Consumer portal

Upbound offers the browser-based Consumer portal tool that lets you manage resources on your control planes through a graphical interface. Use the Consumer Portal to manage your resources if you prefer using a user-interface through the browser.

As an alternative, you can use Kubernetes-compatible RESTful API offered by each control plane.

Consumer portal features

The Consumer Portal provides:

  • Access to all your control planes on Upbound
  • A dashboard showing recent created composite resource claims (XRCs) for a selected control plane
  • Easy access to all composite resource claim APIs on your control plane

The Consumer portal shows composite resource claim types only. If a composite resource isn’t claimable, it isn’t selectable in the Consumer portal. When a user selects from available composite resource claim types, the portal shows a list view of all claims associated with that type.

Upbound Consumer portal list view

The Consumer portal offers a dynamic create form-based experience for each composite resource claim type. The form experience is dynamically created based on the schema of the composite resource’s definition (XRD).

Upbound Consumer portal crud

Generate Kubernetes object manifests

When you create a resource using the Consumer portal, Upbound shows the Kubernetes object YAML request that’s used to create this resource. You can use the portal form as a way to:

  • view a sample YAML-based object request
  • build your own YAML object request using a graphical interface
  • copy the YAML request and use it in GitOps pipelines

Design an XRD for the Consumer portal

To explain how the Consumer portal form dynamically renders, consider a composite resource claim with a shape like below:

apiVersion: platform.acme.co/v1alpha1
kind: Cluster
metadata:
  name: my-cluster
  namespace: default
spec:
  parameters:
    initialNodeCount: 1
    location: eu-west-1
    networkRef:
      name: network-ref-team1
    project: my-project

Resource basics

Composite resource claims are namespace-scoped objects. Every composite resource claims requires a name (.metadata.name) and namespace (.metadata.namespace). The form presents these fields in the first step of the form under a section titled Resource basics.

Dynamic form steps

The form experience uses .spec.parameters as a reserved field to dynamically generate the remaining steps in the form. Basic types defined under .spec.parameters are generated in the form under a section titled General. The fields initialNodeCount, location, and project are examples of this.
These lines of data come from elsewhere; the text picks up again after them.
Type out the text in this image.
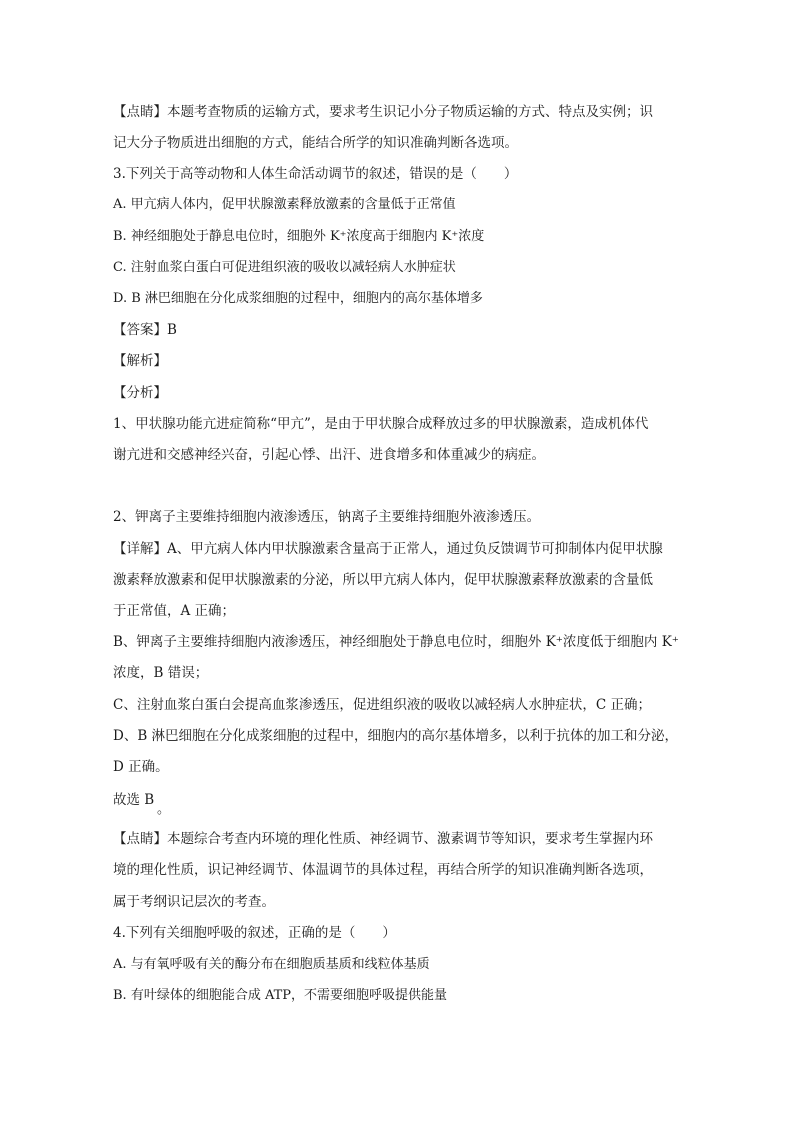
【点睛】本题考查物质的运输方式，要求考生识记小分子物质运输的方式、特点及实例；识
记大分子物质进出细胞的方式，能结合所学的知识准确判断各选项。
3.下列关于高等动物和人体生命活动调节的叙述，错误的是（　　）
A. 甲亢病人体内，促甲状腺激素释放激素的含量低于正常值
B. 神经细胞处于静息电位时，细胞外 K⁺浓度高于细胞内 K⁺浓度
C. 注射血浆白蛋白可促进组织液的吸收以减轻病人水肿症状
D. B 淋巴细胞在分化成浆细胞的过程中，细胞内的高尔基体增多
【答案】B
【解析】
【分析】
1、甲状腺功能亢进症简称“甲亢”，是由于甲状腺合成释放过多的甲状腺激素，造成机体代
谢亢进和交感神经兴奋，引起心悸、出汗、进食增多和体重减少的病症。
2、钾离子主要维持细胞内液渗透压，钠离子主要维持细胞外液渗透压。
【详解】A、甲亢病人体内甲状腺激素含量高于正常人，通过负反馈调节可抑制体内促甲状腺
激素释放激素和促甲状腺激素的分泌，所以甲亢病人体内，促甲状腺激素释放激素的含量低
于正常值，A 正确；
B、钾离子主要维持细胞内液渗透压，神经细胞处于静息电位时，细胞外 K⁺浓度低于细胞内 K⁺
浓度，B 错误；
C、注射血浆白蛋白会提高血浆渗透压，促进组织液的吸收以减轻病人水肿症状，C 正确；
D、B 淋巴细胞在分化成浆细胞的过程中，细胞内的高尔基体增多，以利于抗体的加工和分泌，
D 正确。
故选 B
。
【点睛】本题综合考查内环境的理化性质、神经调节、激素调节等知识，要求考生掌握内环
境的理化性质，识记神经调节、体温调节的具体过程，再结合所学的知识准确判断各选项，
属于考纲识记层次的考查。
4.下列有关细胞呼吸的叙述，正确的是（　　）
A. 与有氧呼吸有关的酶分布在细胞质基质和线粒体基质
B. 有叶绿体的细胞能合成 ATP，不需要细胞呼吸提供能量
Object types defined under .spec.parameters cause new steps to be generated under their own section titled the same as the object type name. The field networkRef is an example of this.
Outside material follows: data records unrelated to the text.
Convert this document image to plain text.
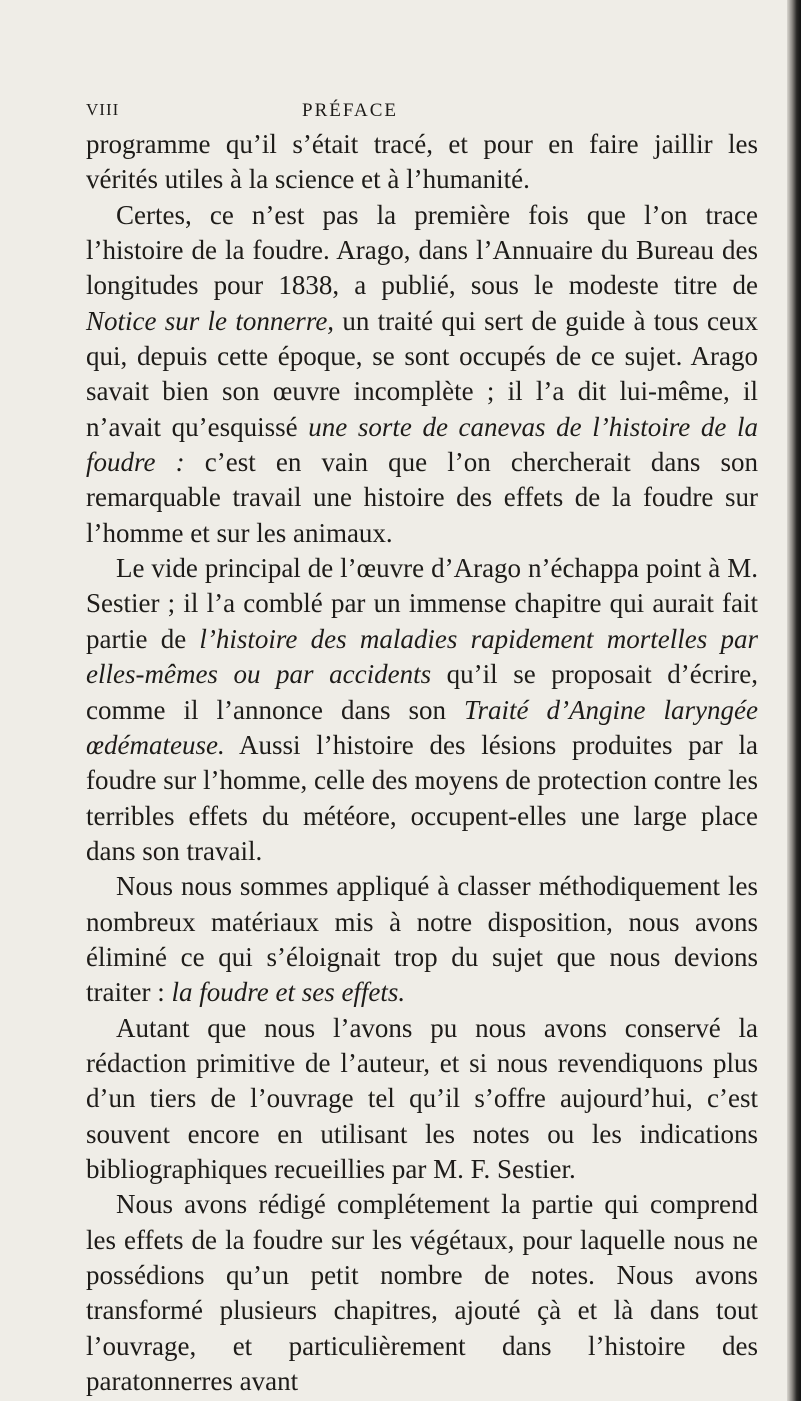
VIII	PRÉFACE

programme qu’il s’était tracé, et pour en faire jaillir les vérités utiles à la science et à l’humanité.

Certes, ce n’est pas la première fois que l’on trace l’histoire de la foudre. Arago, dans l’Annuaire du Bureau des longitudes pour 1838, a publié, sous le modeste titre de Notice sur le tonnerre, un traité qui sert de guide à tous ceux qui, depuis cette époque, se sont occupés de ce sujet. Arago savait bien son œuvre incomplète ; il l’a dit lui-même, il n’avait qu’esquissé une sorte de canevas de l’histoire de la foudre : c’est en vain que l’on chercherait dans son remarquable travail une histoire des effets de la foudre sur l’homme et sur les animaux.

Le vide principal de l’œuvre d’Arago n’échappa point à M. Sestier ; il l’a comblé par un immense chapitre qui aurait fait partie de l’histoire des maladies rapidement mortelles par elles-mêmes ou par accidents qu’il se proposait d’écrire, comme il l’annonce dans son Traité d’Angine laryngée œdémateuse. Aussi l’histoire des lésions produites par la foudre sur l’homme, celle des moyens de protection contre les terribles effets du météore, occupent-elles une large place dans son travail.

Nous nous sommes appliqué à classer méthodiquement les nombreux matériaux mis à notre disposition, nous avons éliminé ce qui s’éloignait trop du sujet que nous devions traiter : la foudre et ses effets.

Autant que nous l’avons pu nous avons conservé la rédaction primitive de l’auteur, et si nous revendiquons plus d’un tiers de l’ouvrage tel qu’il s’offre aujourd’hui, c’est souvent encore en utilisant les notes ou les indications bibliographiques recueillies par M. F. Sestier.

Nous avons rédigé complétement la partie qui comprend les effets de la foudre sur les végétaux, pour laquelle nous ne possédions qu’un petit nombre de notes. Nous avons transformé plusieurs chapitres, ajouté çà et là dans tout l’ouvrage, et particulièrement dans l’histoire des paratonnerres avant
The Consumer portal form only creates new steps for immediate objects under .spec.parameters. Nested object types are rendered as sub-sections in a step under the parent object.

Important
The Consumer portal form experience uses .spec.parameters as a reserved field to dynamically generate the form. Upbound recommends not using this field for any purpose other than grouping your desired user-facing inputs.

Advanced

Crossplane appends a set of built-in fields onto a composite resource claim. These fields are:

  • compositeDeletePolicy
  • compositionRef
  • compositionRevisionRef
  • compositionRevisionSelector
  • compositionSelector
  • publishConnectionDetailsTo
  • resourceRef
  • writeConnectionSecretToRef

These fields are advanced fields that aren’t used often by most users. These fields are grouped in the final step of the form under a section titled Advanced.

Tip
If your composite resource definition doesn’t use .spec.parameters to group user-facing inputs, the fields are collected and rendered in the Advanced section.